3. The shape of the spectral envelope determines the instrument family aspect of timbre.
4. Register is the term used to describe the joint action of the acoustic variables, Ss and Sf, on the perception of musical tones and instruments. The values of Ss and Sf reflect the physical sizes of the source and filter in the instrument, respectively, and so the perception of register is closely related to the perception of instrument size, or singer size. The vocal terms ‘soprano’, ‘alto’, ‘tenor’ and ‘bass’, are commonly used to specify register within families, as in ‘tenor sax’ or ‘bass fiddle.’

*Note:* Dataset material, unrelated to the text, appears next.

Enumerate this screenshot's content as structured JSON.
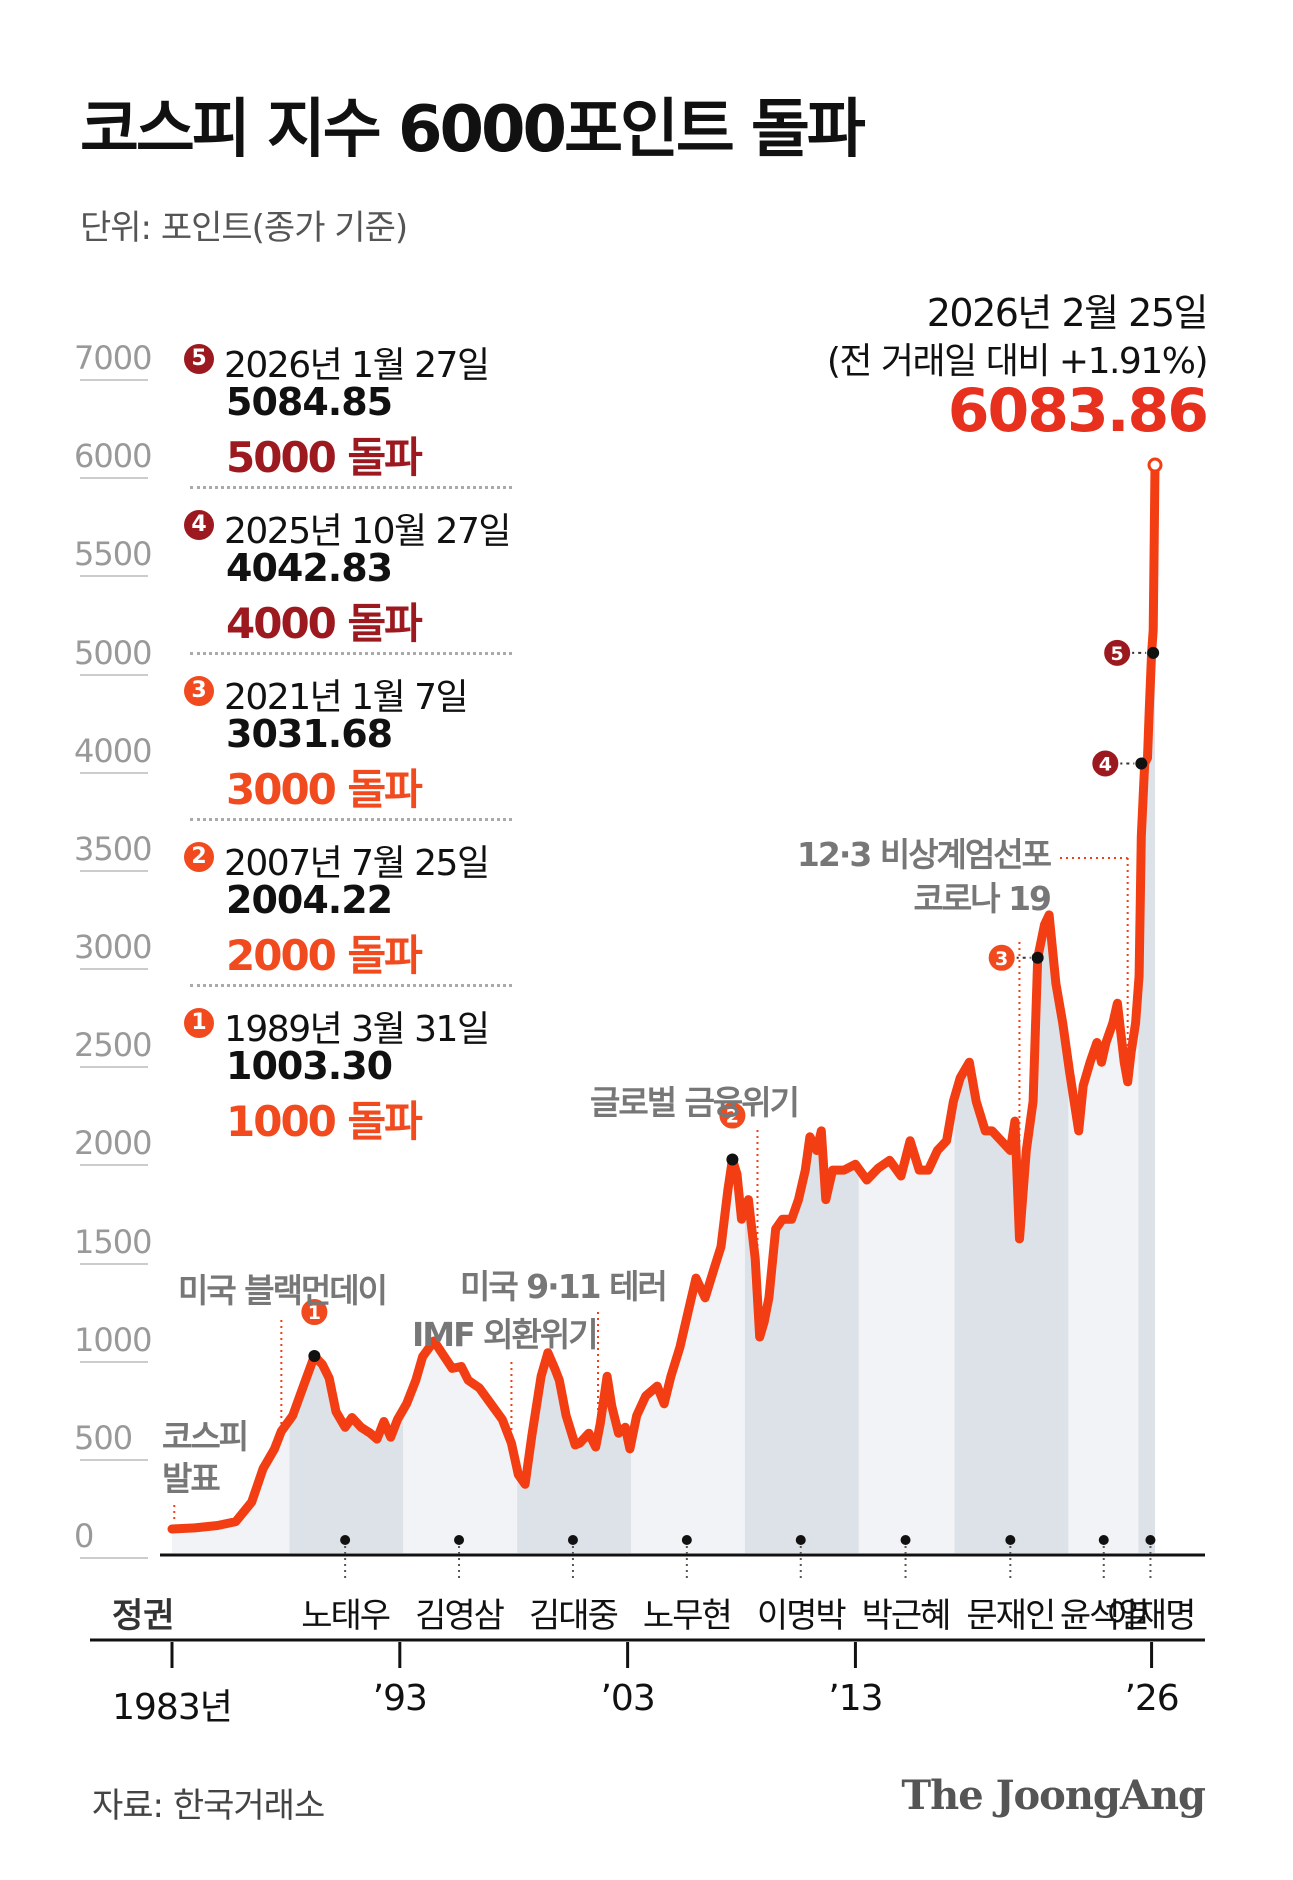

5. Finally, note that the voice differs from other instruments with respect to timbre, in one important regard. When vowel type changes, say, from /a/ to /i/, the shape of the envelope changes. The shape does not change with the size of the singer from child to adult, whereas the acoustic scale values, Ss and Sf, do. So, different vowels are like different instrument families in the perception of musical tones. One useful, and reasonable, way to think of vowels is that they form a cluster of instrument families (unified by the fact that they are perceived to come from humans) and that the differing timbres of the members of this family are somehow more similar to each other than they are to the timbres of other musical instrument families.
2.3 Terminology
2.3.1 Source
There are many meanings of the word ‘source’ in the description of sounds and how they are produced. To avoid confusion when reading this chapter, focus on what the source is a source of. So, when listening to an orchestra, one specific musician, and the instrument they are playing, jointly form the ‘source’ of one of the streams of musical tones that the orchestra is producing. In contrast, the ‘source’ of the energy in these tones is the arm of the musician, in the case of string instruments, and the diaphragm of the singer in the case of a vocalist. The ‘source’ in a source-filter system is a mechanism in between the source of the energy and the complete instrument in combination with the musician. In the source-filter description of tone production, the word ‘source’ means the mechanism that produces the stream of abrupt amplitude changes, or pulses, which subsequently excite the set of resonances in the body of the instrument, or the vocal tract of the singer. It is a specialised meaning of the word ‘source,’ but it is straightforward and it is the only use of the word ‘source’ in this chapter.
2.3.2 Noise
Throughout the current chapter, we use the word ‘noise’ as an acoustic term which refers to the fact that the waveform is aperiodic and the amplitude varies randomly with time. These sounds are typically heard as background sounds and do not draw your attention. There is, of course, another use of the word ‘noise’ which can occur in a musical context. For example, when there are competing sounds in an environment, perhaps a Mozart symphony on the radio and a rock concert on television, an individual listener might say, ‘Turn off that noise!’, referring to the source which is interfering with the source they are trying to hear. The current chapter is not concerned with multi-source environments and so the latter use of ‘noise’ does not arise in this chapter.
2.3.3 Scale
In the phrase ‘acoustic scale’ the word ‘scale’ is being used in the mathematical sense, rather than the musical sense. In mathematics ‘a scale factor’ is a number that tells you how big one value is relative to another. A musical scale is a set of frequency intervals within an octave. There is a connection between the two uses of scale inasmuch as the intervals of a musical scale (like a fifth) are defined by specific scale factors (~1.5 in the case of a fifth), but acoustic scale refers to a single value rather than a set of musical scale values.